What’s the different about Frum’s is that he writes it in someway as a love letter, or a lost love. He’s pleading for his love to mend her ways and come back to him, but not before saying how she has hurt him.
I think what makes this article engaging is found in it’s final paragraphs. Frum urges moderates in the party who have become silent over the years to start to speak up and work for change:
I refuse to believe that I am the only Republican who feels this way. If CNN’s most recent polling is correct, only half of us sympathize with the tea party. However, moderate-minded people dislike conflict—and thus tend to lose to people who relish conflict. The most extreme voices in the GOP now denounce everybody else as Republicans in Name Only. But who elected them as the GOP’s membership committee? What have they done to deserve such an inheritance?
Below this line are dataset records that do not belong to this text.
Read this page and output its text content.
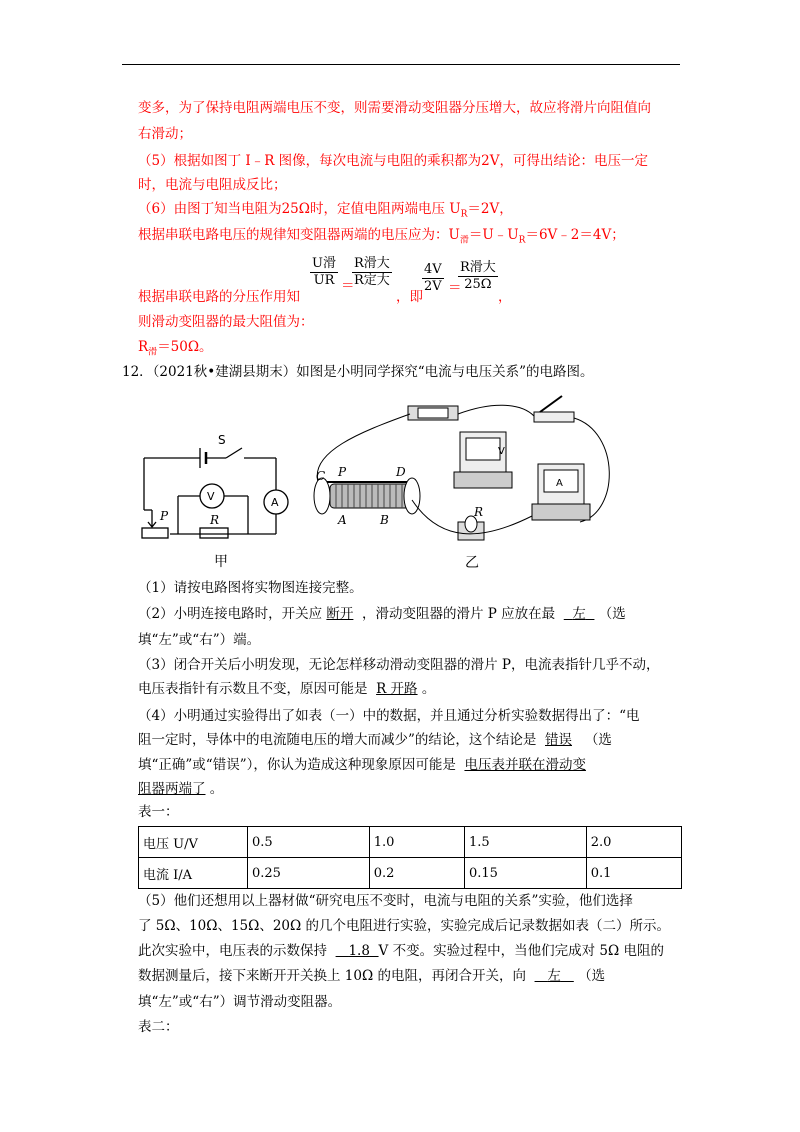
变多，为了保持电阻两端电压不变，则需要滑动变阻器分压增大，故应将滑片向阻值向
右滑动；
（5）根据如图丁 I﹣R 图像，每次电流与电阻的乘积都为2V，可得出结论：电压一定
时，电流与电阻成反比；
（6）由图丁知当电阻为25Ω时，定值电阻两端电压 $U_R=2V$，
根据串联电路电压的规律知变阻器两端的电压应为：$U_滑=U﹣U_R=6V﹣2=4V$；
根据串联电路的分压作用知
U滑
UR ＝
R滑大
R定大
，即
$\frac{4V}{2V}$ ＝
R滑大
25Ω
，
则滑动变阻器的最大阻值为：
$R_滑=50\Omega$。
12．（2021秋•建湖县期末）如图是小明同学探究“电流与电压关系”的电路图。
S
V	A
P	R
甲
V
A
C P	D
A	B
R
乙
（1）请按电路图将实物图连接完整。
（2）小明连接电路时，开关应 断开 ，滑动变阻器的滑片 P 应放在最 左 （选
填“左”或“右”）端。
（3）闭合开关后小明发现，无论怎样移动滑动变阻器的滑片 P，电流表指针几乎不动，
电压表指针有示数且不变，原因可能是 R 开路 。
（4）小明通过实验得出了如表（一）中的数据，并且通过分析实验数据得出了：“电
阻一定时，导体中的电流随电压的增大而减少”的结论，这个结论是 错误 （选
填“正确”或“错误”），你认为造成这种现象原因可能是 电压表并联在滑动变
阻器两端了 。
表一：
电压 U/V	0.5	1.0	1.5	2.0
电流 I/A	0.25	0.2	0.15	0.1
（5）他们还想用以上器材做“研究电压不变时，电流与电阻的关系”实验，他们选择
了 5Ω、10Ω、15Ω、20Ω 的几个电阻进行实验，实验完成后记录数据如表（二）所示。
此次实验中，电压表的示数保持 1.8 V 不变。实验过程中，当他们完成对 5Ω 电阻的
数据测量后，接下来断开开关换上 10Ω 的电阻，再闭合开关，向 左 （选
填“左”或“右”）调节滑动变阻器。
表二：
In the mid-sixties, when the party split spectacularly between Ripon Republicans, who embraced the civil-rights movement, and Goldwater Republicans, who opposed it, civil-rights Republicans like Michigan governor George Romney spoke forcefully for their point of view. Today, Republicans discomfited by political and media extremism bite their tongues. But if they don’t speak up, they’ll be whipsawed into a choice between an Obama administration that wants to build a permanently bigger government and a conservative movement content with permanently outraged opposition.
The problem here is that moderates have either given up the fight or have allowed themselves to think that if the GOP loses an election or two, they will moderate out of sheer will. I have been one of those people. But what if things are different this time? What if losing an election makes the far right more powerful and not less? David Brooks wonders as much.
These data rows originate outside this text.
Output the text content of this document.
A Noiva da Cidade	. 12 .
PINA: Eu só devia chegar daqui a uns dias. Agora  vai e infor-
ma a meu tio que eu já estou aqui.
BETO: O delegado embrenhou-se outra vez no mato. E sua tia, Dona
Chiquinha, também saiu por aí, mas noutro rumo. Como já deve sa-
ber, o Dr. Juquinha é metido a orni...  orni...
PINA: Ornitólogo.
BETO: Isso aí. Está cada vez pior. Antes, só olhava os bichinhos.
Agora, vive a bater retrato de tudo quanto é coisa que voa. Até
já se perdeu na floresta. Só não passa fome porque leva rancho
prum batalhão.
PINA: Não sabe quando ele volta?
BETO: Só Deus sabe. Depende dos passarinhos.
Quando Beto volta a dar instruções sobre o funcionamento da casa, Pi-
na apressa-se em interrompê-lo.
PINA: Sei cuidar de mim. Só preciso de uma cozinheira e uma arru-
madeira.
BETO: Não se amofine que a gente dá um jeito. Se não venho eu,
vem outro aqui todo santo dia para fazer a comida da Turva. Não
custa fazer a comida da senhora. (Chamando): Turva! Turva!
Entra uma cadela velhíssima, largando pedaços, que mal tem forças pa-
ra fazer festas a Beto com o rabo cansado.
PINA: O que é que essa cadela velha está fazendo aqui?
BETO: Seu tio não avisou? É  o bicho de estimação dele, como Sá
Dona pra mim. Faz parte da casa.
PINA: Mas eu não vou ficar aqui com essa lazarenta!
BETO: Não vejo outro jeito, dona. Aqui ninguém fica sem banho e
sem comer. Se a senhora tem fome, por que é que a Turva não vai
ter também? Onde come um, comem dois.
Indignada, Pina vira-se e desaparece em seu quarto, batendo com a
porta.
Unlike Brooks, I don’t think a third force (or third party) is going to come in a change things. I think most of the third party/independent/centrist movement is based more on some kind of romanticism than it is on creating something to answer the times we are living in.
Which means that at the end of the day we are left with the two imperfect parties we began with. I think that if we want something better than the GOP we have, it will be up to those who think the GOP is worth fighting for to get active.